The anonymous CompliSpace survey just released of 1,110 aged care staff across more than 300 locations reveals that 11% of workers have lost their entire management team in the past 12 months, and 45% of the 300+ locations have lost half or more of their management.

Who is replacing them?

Logically, in most cases the staff elevated up have probably not been ready for this responsibility under normal circumstances, but these are not normal times.

The new managers are taking over when staff are exhausted, understaffed and disillusioned about things getting better any time soon.

All shifts across the country, we are told, are at least 20% understaffed. Quality care is no longer the objective; just a level of care is the target.

On site at a home last week, a senior Registered Nurse told me she has been working 11 to 12 hours a day (with no extra pay) for so long she can't remember, because she can't leave both her residents and her support staff in an unsafe position.

She also said she can do this being in her mid-fifties (with older children) but it is now affecting her health. She is at one minute to midnight.

When will others have exhausted their reservoir of care and goodwill?

The CompliSpace survey answers the question. Management teams are departing.

And this intelligence and wisdom, this IP, can't be replaced. It is a spiral to the end of quality aged care for years if the brakes are not applied now.

What is the brake? It has to be money in the short term to encourage the existing staff to stay. There is no supply of new staff – trained or otherwise. Retention has to be the most urgent task in aged care.

Where does the money come from? The politicians are between a rock and hard place if they have to find the $4B a year that a 25% pay increase will require. They could pay it to solve today, but it will lock in Government funding forever and not really solve the longer-term problem.

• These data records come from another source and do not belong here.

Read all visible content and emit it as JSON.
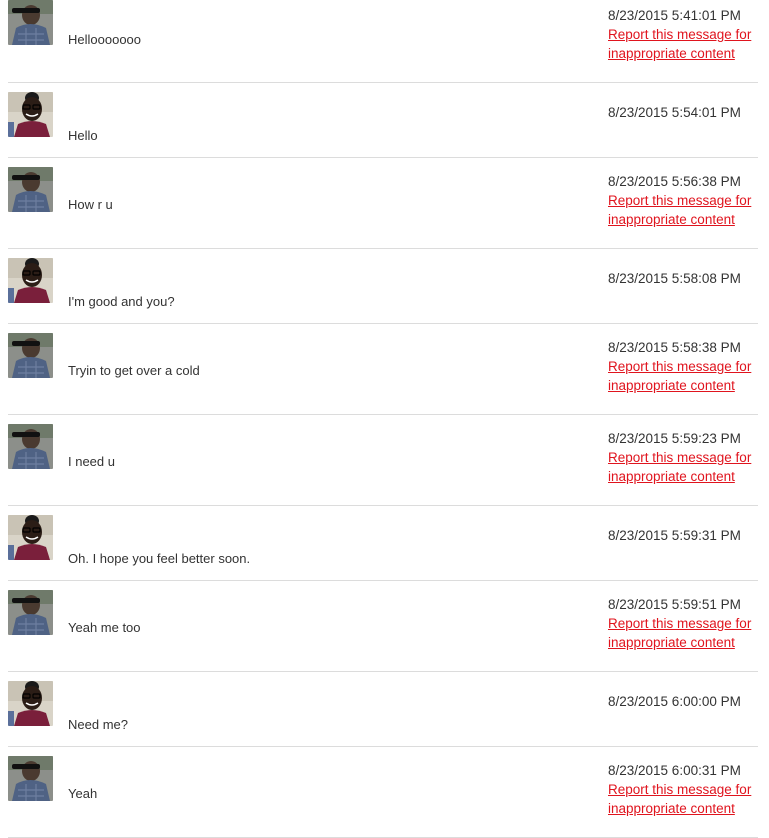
{
  "report_text": "Report this message for inappropriate content",
  "colors": {
    "link": "#e0141e",
    "text": "#333333",
    "divider": "#dcdcdc"
  },
  "messages": [
    {
      "sender": "male",
      "avatar": "man-photo-avatar",
      "text": "Hellooooooo",
      "time": "8/23/2015 5:41:01 PM",
      "reportable": true
    },
    {
      "sender": "female",
      "avatar": "woman-photo-avatar",
      "text": "Hello",
      "time": "8/23/2015 5:54:01 PM",
      "reportable": false
    },
    {
      "sender": "male",
      "avatar": "man-photo-avatar",
      "text": "How r u",
      "time": "8/23/2015 5:56:38 PM",
      "reportable": true
    },
    {
      "sender": "female",
      "avatar": "woman-photo-avatar",
      "text": "I'm good and you?",
      "time": "8/23/2015 5:58:08 PM",
      "reportable": false
    },
    {
      "sender": "male",
      "avatar": "man-photo-avatar",
      "text": "Tryin to get over a cold",
      "time": "8/23/2015 5:58:38 PM",
      "reportable": true
    },
    {
      "sender": "male",
      "avatar": "man-photo-avatar",
      "text": "I need u",
      "time": "8/23/2015 5:59:23 PM",
      "reportable": true
    },
    {
      "sender": "female",
      "avatar": "woman-photo-avatar",
      "text": "Oh. I hope you feel better soon.",
      "time": "8/23/2015 5:59:31 PM",
      "reportable": false
    },
    {
      "sender": "male",
      "avatar": "man-photo-avatar",
      "text": "Yeah me too",
      "time": "8/23/2015 5:59:51 PM",
      "reportable": true
    },
    {
      "sender": "female",
      "avatar": "woman-photo-avatar",
      "text": "Need me?",
      "time": "8/23/2015 6:00:00 PM",
      "reportable": false
    },
    {
      "sender": "male",
      "avatar": "man-photo-avatar",
      "text": "Yeah",
      "time": "8/23/2015 6:00:31 PM",
      "reportable": true
    }
  ]
}
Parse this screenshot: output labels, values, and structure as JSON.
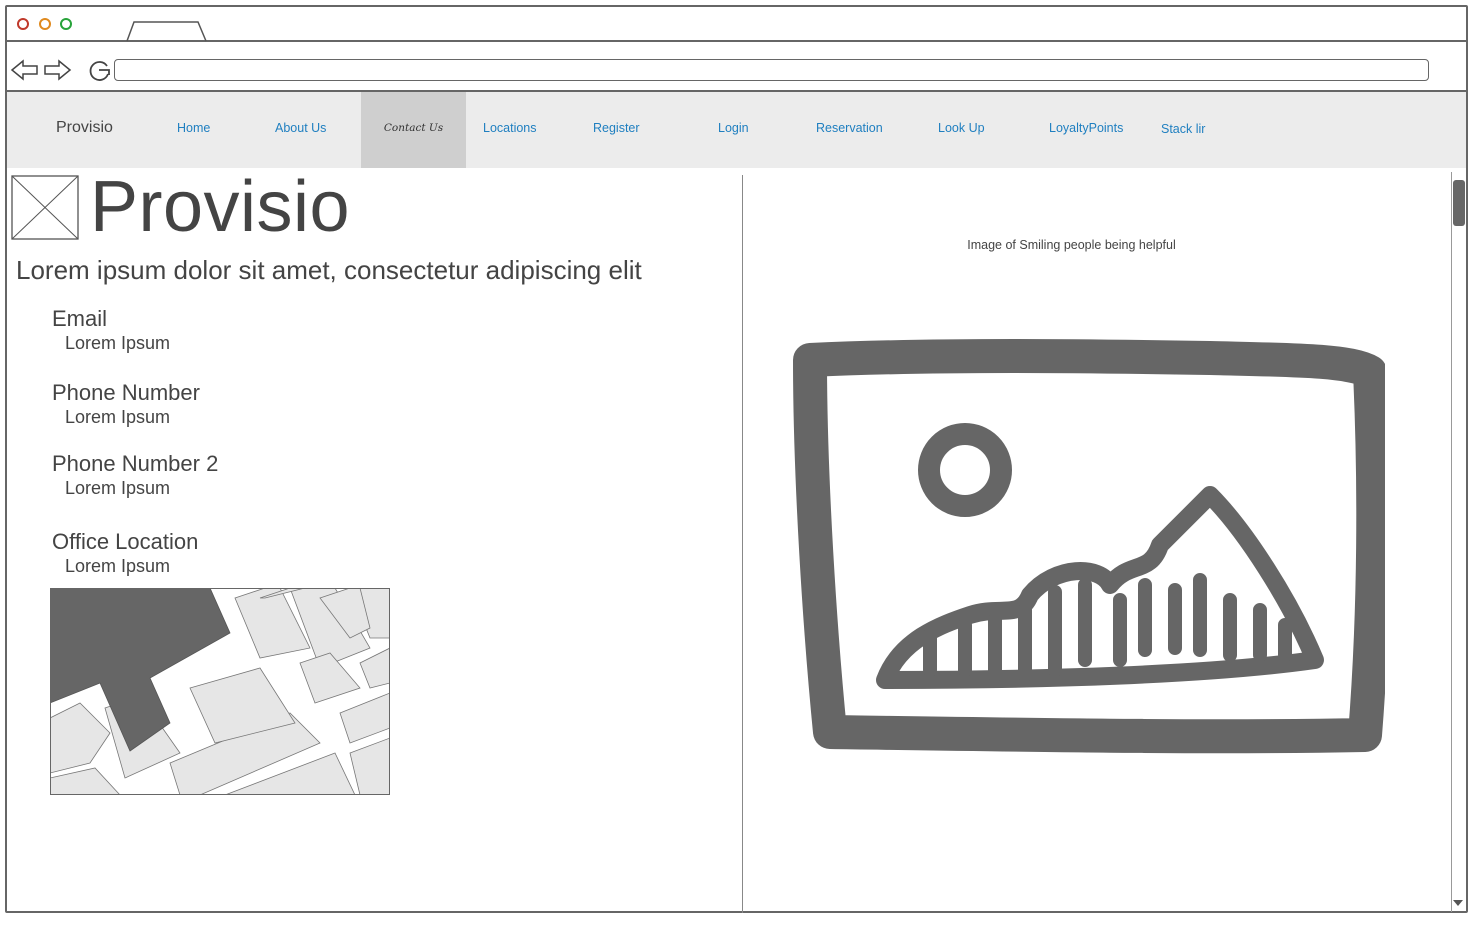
{
  "nav": {
    "brand": "Provisio",
    "items": [
      "Home",
      "About Us",
      "Contact Us",
      "Locations",
      "Register",
      "Login",
      "Reservation",
      "Look Up",
      "LoyaltyPoints",
      "Stack lir"
    ],
    "active": "Contact Us"
  },
  "page": {
    "title": "Provisio",
    "subtitle": "Lorem ipsum dolor sit amet, consectetur adipiscing elit"
  },
  "contact": {
    "email_label": "Email",
    "email_value": "Lorem Ipsum",
    "phone_label": "Phone Number",
    "phone_value": "Lorem Ipsum",
    "phone2_label": "Phone Number 2",
    "phone2_value": "Lorem Ipsum",
    "office_label": "Office Location",
    "office_value": "Lorem Ipsum"
  },
  "image_caption": "Image of Smiling people being helpful",
  "colors": {
    "link": "#1f7fc0",
    "nav_bg": "#ececec",
    "nav_active_bg": "#cfcfcf",
    "close_dot": "#c0392b",
    "min_dot": "#e08a1e",
    "max_dot": "#27a33a"
  },
  "icons": [
    "close-dot",
    "minimize-dot",
    "maximize-dot",
    "back-arrow-icon",
    "forward-arrow-icon",
    "reload-icon",
    "logo-placeholder-icon",
    "map-image",
    "image-placeholder-icon",
    "scrollbar"
  ]
}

A short-term dollar fix may have to be the solution (again), and then the introduction of our Plan B – customers paying for their accommodation and daily living expenses, and the Government funding care – is the only strategy available.

If 45% of facilities have lost their management team in the past 12 months, will they lose the other half in the next 12 months? Highly likely if we don’t see immediate action, as the clock ticks to midnight.